Whatever the reasons, the Steelers will have plenty of time to assess how much could go so wrong so quickly only 10 months after this almost identical cast did almost everything right.
"We didn't show up," Ward said of the Steelers' worst shutout loss under Cowher since a 27-0 defeat to the Rams in 1993. "We fell behind and guys had their heads down. That's very uncharacteristic for us. When we fell behind, we started pressing and we couldn't get anything going."
It kind of describes their season, too.
Even a five-game winning streak to end the season would get them only to 9-7, a record that probably wouldn't be good enough to make the playoffs.
Now they're playing for next season, for draft position, to figure out what their biggest trouble areas are, and how to address them. Maybe they're also playing for their coach to decide if this was his final season with them.
"These next five games should mean a lot to the guys on this team," Ward said. "We're going to find out who will be here next year. We will find out who will keep practicing hard and keep working hard. We have to keep working and keep fighting."

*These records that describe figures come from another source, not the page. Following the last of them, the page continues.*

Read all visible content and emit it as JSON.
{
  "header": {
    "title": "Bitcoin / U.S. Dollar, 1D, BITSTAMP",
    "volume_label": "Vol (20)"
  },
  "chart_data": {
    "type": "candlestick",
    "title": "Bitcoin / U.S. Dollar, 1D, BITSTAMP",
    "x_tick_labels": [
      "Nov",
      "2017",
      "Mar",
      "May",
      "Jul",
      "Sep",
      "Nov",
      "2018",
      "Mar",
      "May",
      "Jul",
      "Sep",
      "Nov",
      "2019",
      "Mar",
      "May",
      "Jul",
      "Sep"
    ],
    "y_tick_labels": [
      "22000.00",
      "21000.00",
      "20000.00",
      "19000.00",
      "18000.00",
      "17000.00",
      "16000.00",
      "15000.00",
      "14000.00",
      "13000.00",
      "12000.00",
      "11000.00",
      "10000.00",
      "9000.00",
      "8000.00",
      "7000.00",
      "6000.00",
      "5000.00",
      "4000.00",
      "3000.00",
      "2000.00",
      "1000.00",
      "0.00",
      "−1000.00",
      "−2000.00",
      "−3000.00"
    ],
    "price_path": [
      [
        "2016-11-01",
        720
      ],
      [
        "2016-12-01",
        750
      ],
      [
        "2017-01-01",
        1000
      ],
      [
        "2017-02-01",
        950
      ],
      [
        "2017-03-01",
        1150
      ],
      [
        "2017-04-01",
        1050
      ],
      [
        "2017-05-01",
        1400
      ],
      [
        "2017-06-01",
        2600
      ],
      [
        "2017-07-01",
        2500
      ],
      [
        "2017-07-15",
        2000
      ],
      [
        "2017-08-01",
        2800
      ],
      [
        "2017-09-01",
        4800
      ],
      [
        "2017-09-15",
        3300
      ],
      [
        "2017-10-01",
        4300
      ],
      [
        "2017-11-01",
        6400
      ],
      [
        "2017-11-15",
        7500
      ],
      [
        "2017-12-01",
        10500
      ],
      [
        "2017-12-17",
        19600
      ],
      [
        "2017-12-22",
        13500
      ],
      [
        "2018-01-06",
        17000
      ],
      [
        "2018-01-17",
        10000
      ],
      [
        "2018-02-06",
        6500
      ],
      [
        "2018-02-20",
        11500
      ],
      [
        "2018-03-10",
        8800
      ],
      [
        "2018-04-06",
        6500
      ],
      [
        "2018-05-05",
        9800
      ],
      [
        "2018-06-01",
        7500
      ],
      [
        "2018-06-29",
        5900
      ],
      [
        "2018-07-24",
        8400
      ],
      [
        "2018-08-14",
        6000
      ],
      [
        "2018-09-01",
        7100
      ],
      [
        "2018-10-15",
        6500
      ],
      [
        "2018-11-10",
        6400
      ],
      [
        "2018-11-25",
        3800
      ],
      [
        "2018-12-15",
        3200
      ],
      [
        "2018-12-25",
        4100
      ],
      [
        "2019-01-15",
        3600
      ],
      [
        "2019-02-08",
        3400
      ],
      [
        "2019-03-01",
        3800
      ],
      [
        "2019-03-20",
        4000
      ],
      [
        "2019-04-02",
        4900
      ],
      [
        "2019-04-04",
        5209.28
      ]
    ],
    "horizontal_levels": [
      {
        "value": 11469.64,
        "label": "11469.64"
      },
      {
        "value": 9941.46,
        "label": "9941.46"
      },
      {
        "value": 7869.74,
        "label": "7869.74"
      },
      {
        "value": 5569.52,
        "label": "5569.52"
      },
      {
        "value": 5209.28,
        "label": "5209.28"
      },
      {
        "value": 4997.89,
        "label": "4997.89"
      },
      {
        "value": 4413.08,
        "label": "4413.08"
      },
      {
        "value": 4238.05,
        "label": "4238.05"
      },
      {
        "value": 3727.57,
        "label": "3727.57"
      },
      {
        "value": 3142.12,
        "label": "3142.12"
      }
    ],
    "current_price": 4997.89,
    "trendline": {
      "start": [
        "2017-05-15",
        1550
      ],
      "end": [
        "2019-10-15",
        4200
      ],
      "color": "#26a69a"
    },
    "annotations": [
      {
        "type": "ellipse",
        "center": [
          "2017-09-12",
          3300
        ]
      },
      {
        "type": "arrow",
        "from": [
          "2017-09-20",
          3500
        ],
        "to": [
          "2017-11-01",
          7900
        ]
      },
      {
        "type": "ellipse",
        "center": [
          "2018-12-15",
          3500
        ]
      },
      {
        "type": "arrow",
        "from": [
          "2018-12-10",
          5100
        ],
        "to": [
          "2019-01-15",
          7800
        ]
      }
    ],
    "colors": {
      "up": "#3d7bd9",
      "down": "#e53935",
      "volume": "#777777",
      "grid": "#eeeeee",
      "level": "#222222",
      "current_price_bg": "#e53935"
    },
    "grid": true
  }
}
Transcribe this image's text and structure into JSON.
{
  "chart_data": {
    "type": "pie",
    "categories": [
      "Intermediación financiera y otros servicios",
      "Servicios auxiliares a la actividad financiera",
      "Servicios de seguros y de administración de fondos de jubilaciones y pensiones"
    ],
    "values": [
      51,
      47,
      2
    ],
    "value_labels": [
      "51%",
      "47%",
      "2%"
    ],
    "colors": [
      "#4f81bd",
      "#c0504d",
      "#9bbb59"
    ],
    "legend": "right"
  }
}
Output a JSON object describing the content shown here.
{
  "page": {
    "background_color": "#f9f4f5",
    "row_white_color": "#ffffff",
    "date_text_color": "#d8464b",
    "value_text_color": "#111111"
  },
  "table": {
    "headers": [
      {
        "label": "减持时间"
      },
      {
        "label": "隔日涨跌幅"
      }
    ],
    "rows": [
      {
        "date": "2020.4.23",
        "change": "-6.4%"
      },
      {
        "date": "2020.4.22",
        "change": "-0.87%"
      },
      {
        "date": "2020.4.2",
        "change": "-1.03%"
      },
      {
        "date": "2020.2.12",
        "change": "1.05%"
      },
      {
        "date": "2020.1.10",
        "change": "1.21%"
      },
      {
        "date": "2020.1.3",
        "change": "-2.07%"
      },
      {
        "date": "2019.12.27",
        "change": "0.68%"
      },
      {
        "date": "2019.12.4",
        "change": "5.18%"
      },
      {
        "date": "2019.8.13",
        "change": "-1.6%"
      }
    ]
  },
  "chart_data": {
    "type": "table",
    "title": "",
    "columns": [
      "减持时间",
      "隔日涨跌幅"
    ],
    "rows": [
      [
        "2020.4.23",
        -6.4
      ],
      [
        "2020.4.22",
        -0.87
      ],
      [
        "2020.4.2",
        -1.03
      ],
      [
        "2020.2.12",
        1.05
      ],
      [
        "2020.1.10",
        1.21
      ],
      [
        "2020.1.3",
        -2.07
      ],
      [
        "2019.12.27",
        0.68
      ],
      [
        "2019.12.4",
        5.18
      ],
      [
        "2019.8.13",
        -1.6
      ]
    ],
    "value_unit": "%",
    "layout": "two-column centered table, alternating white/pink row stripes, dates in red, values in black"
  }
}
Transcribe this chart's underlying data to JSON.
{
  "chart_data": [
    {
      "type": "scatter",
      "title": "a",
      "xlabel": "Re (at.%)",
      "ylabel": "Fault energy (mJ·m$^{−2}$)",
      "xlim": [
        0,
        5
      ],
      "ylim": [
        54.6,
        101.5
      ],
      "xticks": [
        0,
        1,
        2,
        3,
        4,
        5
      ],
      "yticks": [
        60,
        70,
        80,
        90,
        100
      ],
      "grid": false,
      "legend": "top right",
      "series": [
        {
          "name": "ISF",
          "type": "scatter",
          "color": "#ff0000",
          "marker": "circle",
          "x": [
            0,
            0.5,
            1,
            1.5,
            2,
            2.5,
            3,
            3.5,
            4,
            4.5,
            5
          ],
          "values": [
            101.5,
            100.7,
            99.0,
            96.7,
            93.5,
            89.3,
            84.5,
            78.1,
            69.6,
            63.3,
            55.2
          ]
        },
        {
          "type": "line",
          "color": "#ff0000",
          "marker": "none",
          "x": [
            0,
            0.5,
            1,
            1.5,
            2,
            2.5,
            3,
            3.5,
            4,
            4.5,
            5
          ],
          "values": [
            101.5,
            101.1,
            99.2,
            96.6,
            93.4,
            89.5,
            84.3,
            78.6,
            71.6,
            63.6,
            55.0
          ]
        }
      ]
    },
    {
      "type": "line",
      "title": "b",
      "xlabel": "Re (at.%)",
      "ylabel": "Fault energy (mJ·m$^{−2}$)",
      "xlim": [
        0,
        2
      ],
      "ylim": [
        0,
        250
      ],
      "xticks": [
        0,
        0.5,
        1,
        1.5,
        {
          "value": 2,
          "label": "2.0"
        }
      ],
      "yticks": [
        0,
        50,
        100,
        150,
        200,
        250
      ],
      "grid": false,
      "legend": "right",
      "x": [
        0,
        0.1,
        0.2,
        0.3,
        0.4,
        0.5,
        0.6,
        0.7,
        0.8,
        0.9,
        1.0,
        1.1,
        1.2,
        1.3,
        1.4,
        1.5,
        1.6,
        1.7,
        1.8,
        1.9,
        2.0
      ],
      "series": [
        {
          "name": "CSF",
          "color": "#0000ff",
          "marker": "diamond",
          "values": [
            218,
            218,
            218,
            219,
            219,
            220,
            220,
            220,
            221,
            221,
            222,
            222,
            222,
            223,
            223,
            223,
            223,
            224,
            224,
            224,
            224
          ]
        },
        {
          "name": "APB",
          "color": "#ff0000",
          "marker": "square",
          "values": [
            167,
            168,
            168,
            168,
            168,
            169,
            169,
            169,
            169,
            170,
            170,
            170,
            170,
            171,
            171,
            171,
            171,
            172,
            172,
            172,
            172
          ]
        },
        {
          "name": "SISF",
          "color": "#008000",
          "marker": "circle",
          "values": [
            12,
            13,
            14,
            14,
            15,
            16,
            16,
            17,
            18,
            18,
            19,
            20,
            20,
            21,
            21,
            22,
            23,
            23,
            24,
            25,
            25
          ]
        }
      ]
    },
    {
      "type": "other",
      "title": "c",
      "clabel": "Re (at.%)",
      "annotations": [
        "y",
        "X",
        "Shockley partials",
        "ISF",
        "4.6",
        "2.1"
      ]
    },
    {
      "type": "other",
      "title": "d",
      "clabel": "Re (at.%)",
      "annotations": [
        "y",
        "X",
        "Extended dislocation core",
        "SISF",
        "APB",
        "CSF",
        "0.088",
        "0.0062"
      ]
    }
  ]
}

The only immediate goal is to avoid the embarrassment of going from a Super Bowl champion one season to last in its division the next. The Steelers lead the Cleveland Browns (3-8) by one game for that distinction in the AFC North.
The Steelers must win three of five, a pace they haven't kept yet, merely to finish 7-9 and avoid matching their worst record under Cowher, the 6-10 marks of 2003 and 1999.
There were negatives aplenty in the Ravens loss, one that ranks with a 37-7 defeat to Dallas in the 1997 opener as the worst of the Cowher era. The difference is that 1997 team came back to reach the AFC championship game and fell four points short of making the Super Bowl.
Their 21 rushing yards were their fewest since 1982, and their nine sacks allowed matched the most they've permitted since the NFL officially recognized that statistic, also in 1982. They had three more turnovers, increasing their league-worst total to 30. For comparison's sake, that's 21 more than San Diego's league-low 9.
For the rest of the season, many Steelers may be playing merely to assure themselves a spot on the team in 2007.
"You are not going to get any quit out of any of us," Roethlisberger said. "Every single player is going to give it their all every time we step on the field."
Of course, if that had happened until now, they might not be in the mess they're in now.
"We're going to find out a lot about the character of this team," Ward said.